If you have failed to timely file an FBAR, please see the amnesty program question below. You very likely can get all caught up on your FBARs without having to worry about any of these penalties.
What information do I need to file the FBAR?
You only need the following information for each account:
- the account number,
- the name and address of the non-U.S. financial institution where the account is maintained, and
- the maximum value of the account during the relevant year.
You’ll also need basic identifying information about the joint owner (for accounts held jointly) and the owner of the account (for accounts over which you have signature authority).
Can the information in my FBAR be disclosed to anyone?
The Treasury Department may disclose the information contained in a filed FBAR with other government officials only under certain prescribed circumstances (detailed below) but may not disclose such information to private citizens or to the public in general.
The FBAR itself states as follows:
“The information collected may be provided to those officers and employees of any constituent unit of the Department of the Treasury who have a need for the records in the performance of their duties. The records may be referred to any other department or agency of the United States upon the request of the head of such department or agency for use in a criminal, tax, or regulatory investigation or proceeding. The information collected may also be provided to appropriate state, local, and foreign law enforcement and regulatory personnel in the performance of their official duties.”

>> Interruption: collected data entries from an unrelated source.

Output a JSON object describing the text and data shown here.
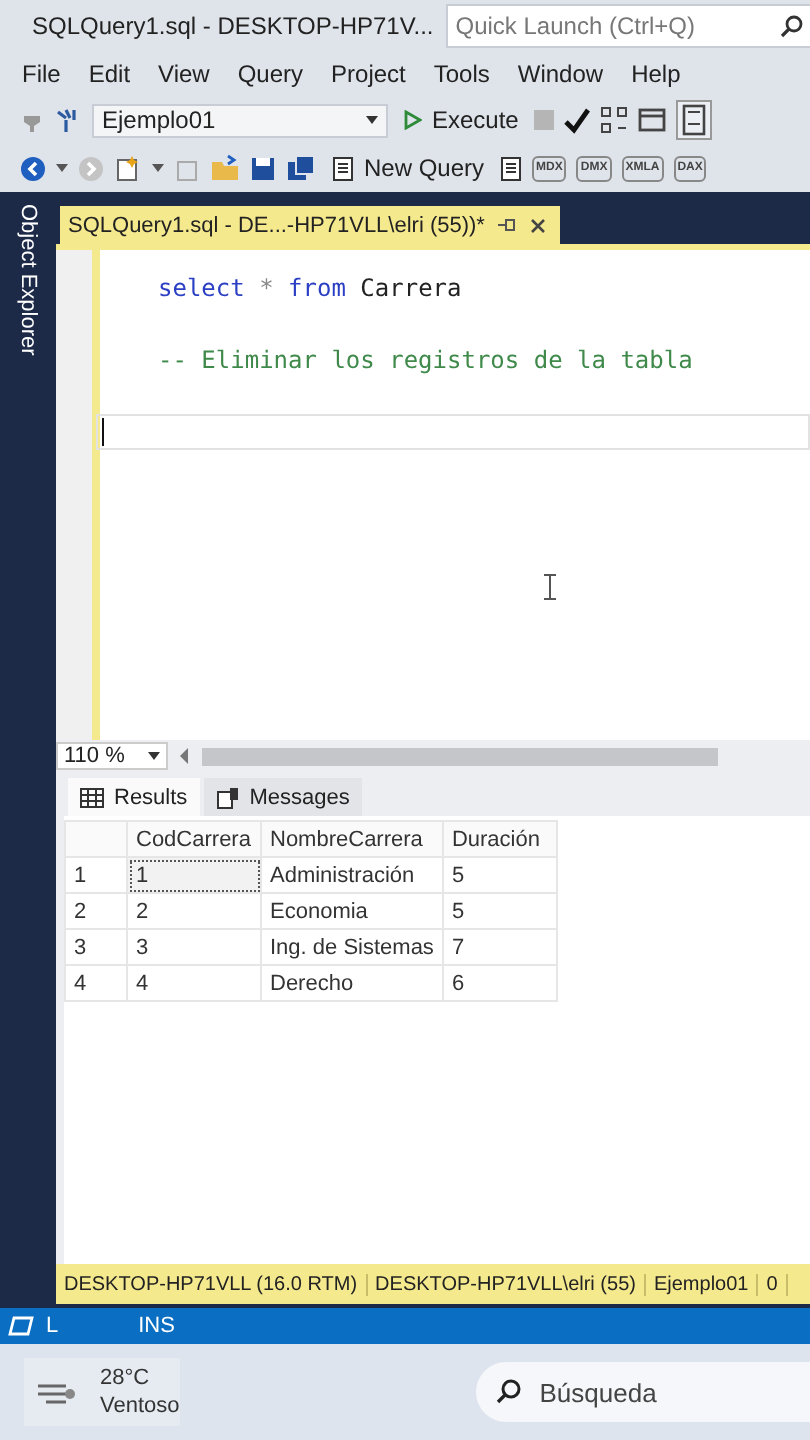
{
  "window": {
    "title": "SQLQuery1.sql - DESKTOP-HP71V...",
    "quick_launch": {
      "placeholder": "Quick Launch (Ctrl+Q)"
    }
  },
  "menu": [
    "File",
    "Edit",
    "View",
    "Query",
    "Project",
    "Tools",
    "Window",
    "Help"
  ],
  "toolbar": {
    "database": "Ejemplo01",
    "execute": "Execute",
    "new_query": "New Query",
    "query_types": [
      "MDX",
      "DMX",
      "XMLA",
      "DAX"
    ]
  },
  "sidebar": {
    "label": "Object Explorer"
  },
  "document_tab": {
    "title": "SQLQuery1.sql - DE...-HP71VLL\\elri (55))*",
    "selected": true
  },
  "editor": {
    "lines": [
      {
        "tokens": [
          {
            "kind": "keyword",
            "text": "select"
          },
          {
            "kind": "operator",
            "text": " * "
          },
          {
            "kind": "keyword",
            "text": "from"
          },
          {
            "kind": "plain",
            "text": " Carrera"
          }
        ],
        "current": false
      },
      {
        "current": false
      },
      {
        "tokens": [
          {
            "kind": "comment",
            "text": "-- Eliminar los registros de la tabla"
          }
        ],
        "current": false
      },
      {
        "current": false
      },
      {
        "current": true
      }
    ]
  },
  "zoom": "110 %",
  "result_tabs": [
    {
      "label": "Results",
      "selected": true
    },
    {
      "label": "Messages",
      "selected": false
    }
  ],
  "grid": {
    "columns": [
      "CodCarrera",
      "NombreCarrera",
      "Duración"
    ],
    "rows": [
      {
        "number": "1",
        "cells": [
          "1",
          "Administración",
          "5"
        ],
        "focused": true
      },
      {
        "number": "2",
        "cells": [
          "2",
          "Economia",
          "5"
        ],
        "focused": false
      },
      {
        "number": "3",
        "cells": [
          "3",
          "Ing. de Sistemas",
          "7"
        ],
        "focused": false
      },
      {
        "number": "4",
        "cells": [
          "4",
          "Derecho",
          "6"
        ],
        "focused": false
      }
    ]
  },
  "query_status": [
    "DESKTOP-HP71VLL (16.0 RTM)",
    "DESKTOP-HP71VLL\\elri (55)",
    "Ejemplo01",
    "0"
  ],
  "status_bar": {
    "line": "L",
    "mode": "INS"
  },
  "taskbar": {
    "temperature": "28°C",
    "weather": "Ventoso",
    "search": {
      "placeholder": "Búsqueda"
    }
  }
}
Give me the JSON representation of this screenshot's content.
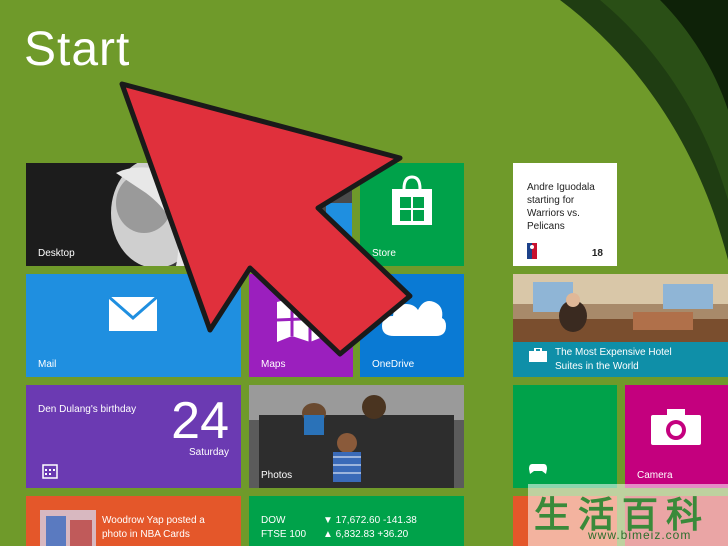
{
  "start_title": "Start",
  "tiles": {
    "desktop": {
      "label": "Desktop"
    },
    "store": {
      "label": "Store"
    },
    "mail": {
      "label": "Mail"
    },
    "maps": {
      "label": "Maps"
    },
    "onedrive": {
      "label": "OneDrive"
    },
    "photos": {
      "label": "Photos"
    },
    "camera": {
      "label": "Camera"
    },
    "calendar": {
      "event": "Den Dulang's birthday",
      "day": "24",
      "weekday": "Saturday"
    },
    "sports_news": {
      "line1": "Andre Iguodala",
      "line2": "starting for",
      "line3": "Warriors vs.",
      "line4": "Pelicans",
      "count": "18"
    },
    "travel": {
      "line1": "The Most Expensive Hotel",
      "line2": "Suites in the World"
    },
    "people": {
      "line1": "Woodrow Yap posted a",
      "line2": "photo in NBA Cards"
    },
    "finance": {
      "rows": [
        {
          "name": "DOW",
          "value": "▼ 17,672.60 -141.38"
        },
        {
          "name": "FTSE 100",
          "value": "▲ 6,832.83 +36.20"
        }
      ]
    }
  },
  "watermark": {
    "chars": "生活百科",
    "url": "www.bimeiz.com"
  },
  "colors": {
    "background": "#6f9a2a",
    "store": "#00a24a",
    "mail": "#1f8fe0",
    "maps": "#9b1fbe",
    "onedrive": "#0a7ad4",
    "calendar": "#6b3ab2",
    "travel": "#0f8fa8",
    "camera": "#c4007e",
    "finance": "#00a24a",
    "people": "#e4572a",
    "arrow": "#e0303c"
  }
}
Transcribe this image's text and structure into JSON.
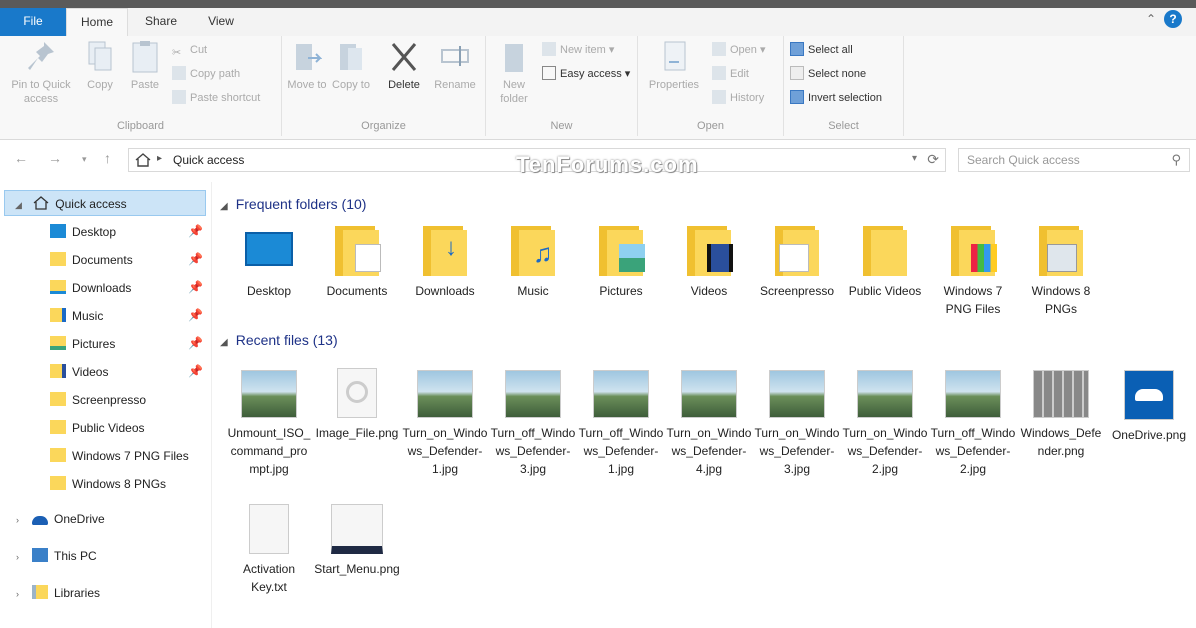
{
  "tabs": {
    "file": "File",
    "home": "Home",
    "share": "Share",
    "view": "View"
  },
  "ribbon": {
    "clipboard": {
      "label": "Clipboard",
      "pin": "Pin to Quick access",
      "copy": "Copy",
      "paste": "Paste",
      "cut": "Cut",
      "copy_path": "Copy path",
      "paste_shortcut": "Paste shortcut"
    },
    "organize": {
      "label": "Organize",
      "move_to": "Move to",
      "copy_to": "Copy to",
      "delete": "Delete",
      "rename": "Rename"
    },
    "new": {
      "label": "New",
      "new_folder": "New folder",
      "new_item": "New item",
      "easy_access": "Easy access"
    },
    "open": {
      "label": "Open",
      "properties": "Properties",
      "open": "Open",
      "edit": "Edit",
      "history": "History"
    },
    "select": {
      "label": "Select",
      "select_all": "Select all",
      "select_none": "Select none",
      "invert": "Invert selection"
    }
  },
  "address": {
    "path": "Quick access",
    "search_placeholder": "Search Quick access",
    "watermark": "TenForums.com"
  },
  "nav": {
    "quick_access": "Quick access",
    "pinned": [
      "Desktop",
      "Documents",
      "Downloads",
      "Music",
      "Pictures",
      "Videos"
    ],
    "recent": [
      "Screenpresso",
      "Public Videos",
      "Windows 7 PNG Files",
      "Windows 8 PNGs"
    ],
    "onedrive": "OneDrive",
    "this_pc": "This PC",
    "libraries": "Libraries"
  },
  "frequent": {
    "header": "Frequent folders (10)",
    "items": [
      "Desktop",
      "Documents",
      "Downloads",
      "Music",
      "Pictures",
      "Videos",
      "Screenpresso",
      "Public Videos",
      "Windows 7 PNG Files",
      "Windows 8 PNGs"
    ]
  },
  "recent": {
    "header": "Recent files (13)",
    "items": [
      "Unmount_ISO_command_prompt.jpg",
      "Image_File.png",
      "Turn_on_Windows_Defender-1.jpg",
      "Turn_off_Windows_Defender-3.jpg",
      "Turn_off_Windows_Defender-1.jpg",
      "Turn_on_Windows_Defender-4.jpg",
      "Turn_on_Windows_Defender-3.jpg",
      "Turn_on_Windows_Defender-2.jpg",
      "Turn_off_Windows_Defender-2.jpg",
      "Windows_Defender.png",
      "OneDrive.png",
      "Activation Key.txt",
      "Start_Menu.png"
    ]
  },
  "colors": {
    "accent": "#1979ca",
    "folder": "#fbd75b",
    "selection": "#cce4f7"
  }
}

I was required to file an FBAR for a past year but did not do so—what should I do?
The IRS has several amnesty programs you can use to get caught up on past filings and avoid the hefty penalties described above. The first step is to determine which amnesty program would work best for your specific situation. Get in touch and we can discuss.
If I’m required to file the FBAR, what other disclosure requirements may also apply to me?
US persons who are required to file the FBAR are very often required to file other non-US asset disclosure forms as well. These other forms include IRS Form 3520 to report ownership of a non-US trust, IRS Form 5471/8865/8858 to report ownership of a non-US corporation/partnership/disregarded entity, and IRS Form 8938 to report ownership of substantial non-US assets.